What was most helper was Carson’s guide to creating a To-Do list. It’s just not any to-do list. This list has really changed how I approach work when I arrive in the mornings. It’s a multi-step process, but well worth the time. First she has you do a “brain dump” which is basically listing out all of your to-do lists, no matter what they are, work or personal. During this process, my list had already pretty much come out in categories. These categories I later added to, or reshuffled so that it made more sense grouping like responsibilities together. After this initial brain-dump, the next step is to look towards the upcoming month. Access goals, outcomes and projects. Basically getting a general bird’s eye-view of what needs to be accomplished in the next 30 days. Then, it’s the weekly view. This should be done either at the start or end of each week. I like to do this at the start. I sit down with my list of projects for the month. I then select a few choice projects to focus on for that week. What absolutely needs to be done at this time. Then I write out a week’s project list. After that comes the daily project list. For this, Tate suggests to select no more than 3 major projects to focus on during the day. This ensures that these projects receive a proper amount of attention and detail, can be accomplished in a day, but also leaving wiggle room in the day’s schedule for unplanned emergencies or disruptions.
This type of planning has really been my saving grace. I feel like I’m off the hamster wheel of work assignments. For so long, I felt like I’d finish a project, but never feel like I had actually accomplished anything.
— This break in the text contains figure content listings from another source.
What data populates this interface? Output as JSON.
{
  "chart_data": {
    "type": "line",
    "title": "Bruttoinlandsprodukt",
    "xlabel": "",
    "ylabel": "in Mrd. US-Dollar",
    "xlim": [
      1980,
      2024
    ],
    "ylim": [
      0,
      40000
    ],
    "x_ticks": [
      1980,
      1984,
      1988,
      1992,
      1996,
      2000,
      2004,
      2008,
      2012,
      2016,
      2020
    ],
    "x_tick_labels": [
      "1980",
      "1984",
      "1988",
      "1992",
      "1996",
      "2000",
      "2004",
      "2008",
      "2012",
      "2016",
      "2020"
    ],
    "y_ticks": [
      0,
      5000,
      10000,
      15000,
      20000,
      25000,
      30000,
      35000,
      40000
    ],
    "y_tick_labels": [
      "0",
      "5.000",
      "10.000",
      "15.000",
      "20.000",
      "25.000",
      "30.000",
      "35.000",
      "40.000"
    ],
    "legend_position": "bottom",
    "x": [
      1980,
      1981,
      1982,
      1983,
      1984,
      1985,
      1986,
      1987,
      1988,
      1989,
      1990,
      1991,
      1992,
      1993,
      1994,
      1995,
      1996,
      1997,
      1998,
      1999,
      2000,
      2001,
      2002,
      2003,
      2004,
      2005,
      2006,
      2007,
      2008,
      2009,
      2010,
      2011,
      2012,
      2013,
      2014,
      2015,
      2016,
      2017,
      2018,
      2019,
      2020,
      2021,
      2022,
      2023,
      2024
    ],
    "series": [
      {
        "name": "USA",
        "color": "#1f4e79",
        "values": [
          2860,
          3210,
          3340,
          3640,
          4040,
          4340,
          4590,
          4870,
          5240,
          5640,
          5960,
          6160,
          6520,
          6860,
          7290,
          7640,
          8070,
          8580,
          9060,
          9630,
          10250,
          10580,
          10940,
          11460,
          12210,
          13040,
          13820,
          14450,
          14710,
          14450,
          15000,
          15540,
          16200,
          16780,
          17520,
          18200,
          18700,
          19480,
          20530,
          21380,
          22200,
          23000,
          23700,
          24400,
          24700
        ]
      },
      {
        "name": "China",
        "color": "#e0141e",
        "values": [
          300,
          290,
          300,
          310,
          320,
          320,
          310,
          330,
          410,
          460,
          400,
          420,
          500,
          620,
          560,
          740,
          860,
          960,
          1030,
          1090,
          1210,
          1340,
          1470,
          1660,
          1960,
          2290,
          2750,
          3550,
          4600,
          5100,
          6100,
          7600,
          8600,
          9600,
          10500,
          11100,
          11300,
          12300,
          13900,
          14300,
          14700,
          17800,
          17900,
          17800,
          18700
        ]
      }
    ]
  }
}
Now with my list of projects, my list of goals, my list of needs and responsibilities, I can tackle each work day with some form of confidence. So far, I’ve been using Tate’s system for a little over a month. But I noticed a different immediately in the first week of using her system. Her emphasis on work management, rather than time management is really the best took for balanced a varied and hectic work schedule. Especially since she does take into consideration modern-day technology and work environments. I was hesitant with this book, thinking it might be more for corporate cubicle employees, but it surprisingly did apply to the library field.